Eight wasted years in which gigawatts of green power could have been added had their genesis in a campaign early last decade by the climate-sceptic right of the British media to halt the march of turbines that threatened to turn England’s green and pleasant land into a sinister, rotating mass of giant steel “monsters”.

Most unforgivably, in the view of the commentators of the Telegraph and others of that ilk, many of the machines were made in Germany, part of a European racket by European companies to gobble up the subsidies of the hard-working English taxpayer.

These pundits somehow managed to turn the issue of energy infrastructure into a cross between the War of the Worlds and the Battle of Britain, with an early pinch of Brexit in the mix too.
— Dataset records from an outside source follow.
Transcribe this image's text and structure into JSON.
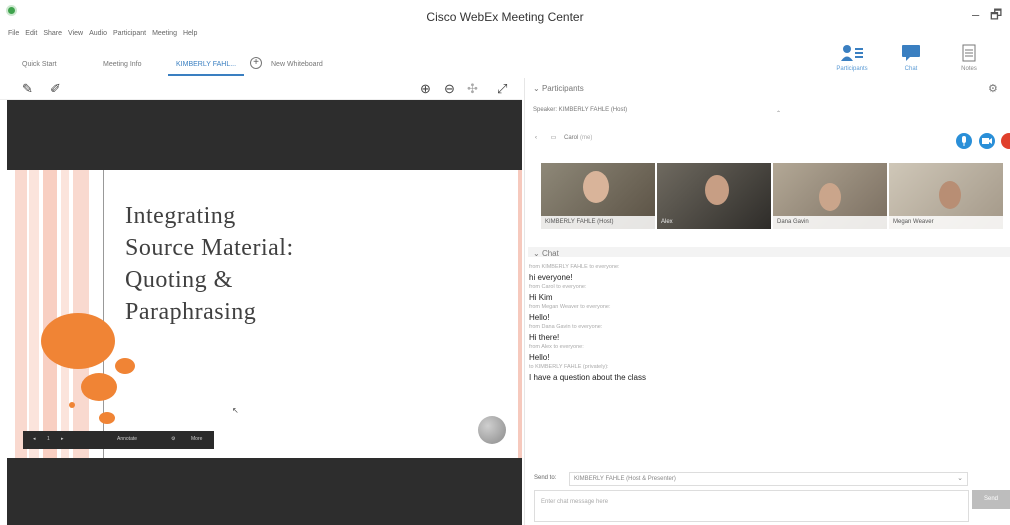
{
  "window": {
    "title": "Cisco WebEx Meeting Center",
    "minimize": "–",
    "maximize": "🗗"
  },
  "menu": [
    "File",
    "Edit",
    "Share",
    "View",
    "Audio",
    "Participant",
    "Meeting",
    "Help"
  ],
  "tabs": [
    {
      "label": "Quick Start",
      "active": false
    },
    {
      "label": "Meeting Info",
      "active": false
    },
    {
      "label": "KIMBERLY FAHL...",
      "active": true
    },
    {
      "label": "New Whiteboard",
      "active": false
    }
  ],
  "add_tab": "+",
  "panel_buttons": {
    "participants": "Participants",
    "chat": "Chat",
    "notes": "Notes"
  },
  "slide": {
    "title_lines": [
      "Integrating",
      "Source Material:",
      "Quoting &",
      "Paraphrasing"
    ]
  },
  "presenter_bar": {
    "page": "1",
    "controls": "Annotate",
    "more": "More"
  },
  "participants": {
    "header": "Participants",
    "speaker": "Speaker: KIMBERLY FAHLE (Host)",
    "current": "Carol",
    "current_tag": "(me)",
    "videos": [
      "KIMBERLY FAHLE (Host)",
      "Alex",
      "Dana Gavin",
      "Megan Weaver"
    ]
  },
  "chat": {
    "header": "Chat",
    "messages": [
      {
        "meta": "from KIMBERLY FAHLE to everyone:",
        "text": "hi everyone!"
      },
      {
        "meta": "from Carol to everyone:",
        "text": "Hi Kim"
      },
      {
        "meta": "from Megan Weaver to everyone:",
        "text": "Hello!"
      },
      {
        "meta": "from Dana Gavin to everyone:",
        "text": "Hi there!"
      },
      {
        "meta": "from Alex to everyone:",
        "text": "Hello!"
      },
      {
        "meta": "to KIMBERLY FAHLE (privately):",
        "text": "I have a question  about the class"
      }
    ],
    "send_to_label": "Send to:",
    "send_to_value": "KIMBERLY FAHLE (Host & Presenter)",
    "input_placeholder": "Enter chat message here",
    "send_label": "Send"
  },
  "colors": {
    "accent": "#3a7fc1",
    "slide_orange": "#f08435",
    "stage_dark": "#2d2d2d"
  }
}
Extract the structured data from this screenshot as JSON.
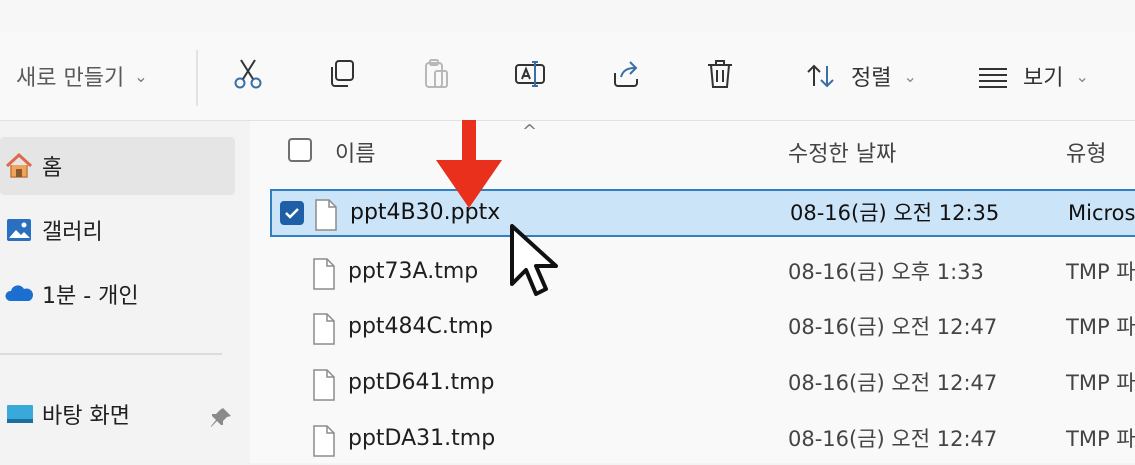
{
  "toolbar": {
    "new_label": "새로 만들기",
    "new_chevron": "⌄",
    "buttons": [
      {
        "name": "cut-button",
        "icon": "scissors-icon"
      },
      {
        "name": "copy-button",
        "icon": "copy-icon"
      },
      {
        "name": "paste-button",
        "icon": "paste-icon",
        "disabled": true
      },
      {
        "name": "rename-button",
        "icon": "rename-icon"
      },
      {
        "name": "share-button",
        "icon": "share-icon"
      },
      {
        "name": "delete-button",
        "icon": "trash-icon"
      }
    ],
    "sort_label": "정렬",
    "view_label": "보기",
    "chevron": "⌄"
  },
  "sidebar": {
    "items": [
      {
        "label": "홈",
        "icon": "home-icon",
        "active": true
      },
      {
        "label": "갤러리",
        "icon": "gallery-icon"
      },
      {
        "label": "1분 - 개인",
        "icon": "onedrive-cloud-icon"
      },
      {
        "label": "바탕 화면",
        "icon": "desktop-icon",
        "pinned": true
      }
    ]
  },
  "columns": {
    "name": "이름",
    "date": "수정한 날짜",
    "type": "유형",
    "sort_indicator": "^"
  },
  "files": [
    {
      "name": "ppt4B30.pptx",
      "date": "08-16(금) 오전 12:35",
      "type": "Microso",
      "selected": true
    },
    {
      "name": "ppt73A.tmp",
      "date": "08-16(금) 오후 1:33",
      "type": "TMP 파"
    },
    {
      "name": "ppt484C.tmp",
      "date": "08-16(금) 오전 12:47",
      "type": "TMP 파"
    },
    {
      "name": "pptD641.tmp",
      "date": "08-16(금) 오전 12:47",
      "type": "TMP 파"
    },
    {
      "name": "pptDA31.tmp",
      "date": "08-16(금) 오전 12:47",
      "type": "TMP 파"
    }
  ],
  "colors": {
    "accent": "#1e5fa8",
    "selection_bg": "#cce4f7",
    "annotation_red": "#e8301c"
  }
}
The biggest irony of this shamelessly populist policy is that there is no evidence that it has ever been popular, beyond the tiny but vocal minority that conjured it into Cameron’s 2015 election manifesto and consigned that ill-fated Prime Minister’s earlier pledge to lead “Britain’s greenest ever government” to the history books.

Opinion poll after poll in the run up to the 2015 election showed that the people of England not only failed to share the Telegraph’s horror at onshore wind but actively embraced the prospect of more turbines. Poll after poll taken since has confirmed the same, even among the Conservative voters the whole sorry exercise was supposed to appeal to.

None of this is to say that moving to a more realistic planning regime for onshore wind, if that's what today's announcement brings about, will mark the end of the controversy and conflict that can accompany any major infrastructure plan, as the furore over onshore grid works for North Sea offshore wind proves.

But it will hopefully put onshore wind on a sensible footing where projects can be approved but also rejected, as the saner planning environment of Scotland has shown.

Above all, we should ponder the circumstances of how the obsessions of a minority of a minority for almost a decade stopped a nation of almost 60 million from achieving its full energy transition potential.